Home values in the neighborhood are elevated versus national benchmarks, and the value-to-income ratio ranks in the upper percentiles nationally. In this high-cost ownership market, multifamily rents tested near national upper percentiles while rent-to-income ratios remain around one-fifth locally, which can sustain occupancy and pricing power for well-managed properties.

Comparable safety insights for this specific neighborhood are not available in WDSuite’s current dataset. Investors typically benchmark against city and metro trends and focus on well-lit, amenity-rich corridors near daily services and transit to support resident comfort and retention.
Proximity to major tech and enterprise offices broadens the professional renter base and supports retention through commute convenience. Key nearby employers include IBM Silicon Valley Lab, eBay, Adobe, Netflix, and PayPal.
- IBM Silicon Valley Lab — technology R&D offices (6.8 miles)

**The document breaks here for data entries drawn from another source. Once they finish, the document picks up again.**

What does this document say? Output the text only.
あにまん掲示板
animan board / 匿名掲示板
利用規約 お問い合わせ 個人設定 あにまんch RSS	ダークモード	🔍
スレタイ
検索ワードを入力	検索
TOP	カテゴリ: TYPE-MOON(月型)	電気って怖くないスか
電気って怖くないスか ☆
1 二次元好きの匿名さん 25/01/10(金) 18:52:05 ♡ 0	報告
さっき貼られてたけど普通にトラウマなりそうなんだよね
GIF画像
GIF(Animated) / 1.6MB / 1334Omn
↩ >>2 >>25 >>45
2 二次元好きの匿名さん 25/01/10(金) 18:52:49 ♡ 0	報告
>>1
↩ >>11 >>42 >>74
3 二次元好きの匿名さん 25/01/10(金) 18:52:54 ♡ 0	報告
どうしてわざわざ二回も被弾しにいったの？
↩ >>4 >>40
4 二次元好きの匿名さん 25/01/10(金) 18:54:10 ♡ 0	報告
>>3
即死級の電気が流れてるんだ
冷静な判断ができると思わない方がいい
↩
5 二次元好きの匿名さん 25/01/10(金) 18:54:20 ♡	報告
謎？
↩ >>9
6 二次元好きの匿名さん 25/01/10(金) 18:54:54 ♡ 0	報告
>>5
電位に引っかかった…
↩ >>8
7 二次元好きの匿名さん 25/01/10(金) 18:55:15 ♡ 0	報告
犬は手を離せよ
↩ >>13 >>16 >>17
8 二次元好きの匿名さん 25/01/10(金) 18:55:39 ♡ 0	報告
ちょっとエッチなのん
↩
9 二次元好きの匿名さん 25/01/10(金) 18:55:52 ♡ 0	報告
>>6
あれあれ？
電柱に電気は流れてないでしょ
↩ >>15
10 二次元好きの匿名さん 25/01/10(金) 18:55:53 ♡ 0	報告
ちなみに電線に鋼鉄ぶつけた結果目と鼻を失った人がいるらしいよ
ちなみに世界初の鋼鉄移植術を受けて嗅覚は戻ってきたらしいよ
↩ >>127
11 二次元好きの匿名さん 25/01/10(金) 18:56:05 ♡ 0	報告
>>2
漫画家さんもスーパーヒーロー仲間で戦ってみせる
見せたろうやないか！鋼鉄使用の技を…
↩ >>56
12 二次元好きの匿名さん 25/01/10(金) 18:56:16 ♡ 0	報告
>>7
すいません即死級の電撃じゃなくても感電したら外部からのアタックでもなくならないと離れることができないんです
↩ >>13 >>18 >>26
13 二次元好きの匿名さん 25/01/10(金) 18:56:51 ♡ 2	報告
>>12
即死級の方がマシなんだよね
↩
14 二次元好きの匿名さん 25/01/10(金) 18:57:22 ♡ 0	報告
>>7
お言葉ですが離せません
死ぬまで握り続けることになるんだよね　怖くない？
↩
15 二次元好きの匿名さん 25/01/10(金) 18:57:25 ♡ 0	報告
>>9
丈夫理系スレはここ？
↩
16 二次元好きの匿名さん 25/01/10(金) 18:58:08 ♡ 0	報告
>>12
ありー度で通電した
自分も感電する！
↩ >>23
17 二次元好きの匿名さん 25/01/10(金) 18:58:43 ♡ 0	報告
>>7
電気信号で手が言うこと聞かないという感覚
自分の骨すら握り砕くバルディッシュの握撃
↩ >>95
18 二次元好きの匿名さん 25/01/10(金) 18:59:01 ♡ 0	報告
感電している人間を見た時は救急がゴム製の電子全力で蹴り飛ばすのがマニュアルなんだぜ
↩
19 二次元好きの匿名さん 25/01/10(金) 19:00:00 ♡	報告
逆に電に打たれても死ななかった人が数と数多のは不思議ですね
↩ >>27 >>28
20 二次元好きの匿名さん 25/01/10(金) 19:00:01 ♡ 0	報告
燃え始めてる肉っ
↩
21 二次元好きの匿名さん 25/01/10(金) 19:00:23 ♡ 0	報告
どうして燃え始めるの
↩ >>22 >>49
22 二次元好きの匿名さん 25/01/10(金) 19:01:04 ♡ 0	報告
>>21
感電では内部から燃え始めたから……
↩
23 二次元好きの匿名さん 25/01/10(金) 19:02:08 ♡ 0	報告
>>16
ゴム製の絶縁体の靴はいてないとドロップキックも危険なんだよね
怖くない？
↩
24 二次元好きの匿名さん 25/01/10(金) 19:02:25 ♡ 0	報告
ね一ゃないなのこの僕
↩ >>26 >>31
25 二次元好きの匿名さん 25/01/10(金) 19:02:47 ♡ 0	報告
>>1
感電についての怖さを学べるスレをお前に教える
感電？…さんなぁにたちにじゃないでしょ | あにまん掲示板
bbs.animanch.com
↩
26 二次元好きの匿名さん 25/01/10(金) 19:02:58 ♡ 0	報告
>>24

- eBay — e-commerce marketplace (18.7 miles) — HQ
- Adobe Systems — software (19.1 miles)
- Netflix — streaming/media (19.1 miles) — HQ
- PayPal Holdings — payments (22.4 miles) — HQ
This 72-unit asset, built in 1976, is older than the neighborhood’s average vintage and presents practical value-add potential through targeted renovations and systems upgrades. The surrounding neighborhood shows competitive performance within the San Jose–Sunnyvale–Santa Clara metro, and neighborhood occupancy is in the mid-90s (a neighborhood metric), supporting income durability. Elevated for-sale housing costs continue to reinforce rental demand, while high local incomes support collections and renewal probability.
Based on commercial real estate analysis using WDSuite’s CRE market data, the area’s amenity depth, strong employer base within commuting distance, and a sizable renter-occupied share create a durable foundation for leasing. Forward views point to continued household growth within a 3-mile radius even as population growth moderates, which can broaden the tenant base and support occupancy stability; disciplined operations and select upgrades can position the property competitively versus newer stock.
- Occupancy in the surrounding neighborhood sits near the mid-90s, supporting stable cash flow potential for well-managed assets.
- High-cost ownership market sustains multifamily demand and strengthens renewal and leasing prospects.
- 1976 vintage offers value-add and CapEx pathways to improve competitive positioning and NOI.
- Deep employment base within 20–25 miles (IBM, eBay, Adobe, Netflix, PayPal) supports a professional renter pool.
- Risks: older building systems and below-median school ratings require active asset management and targeted upgrades to sustain pricing power.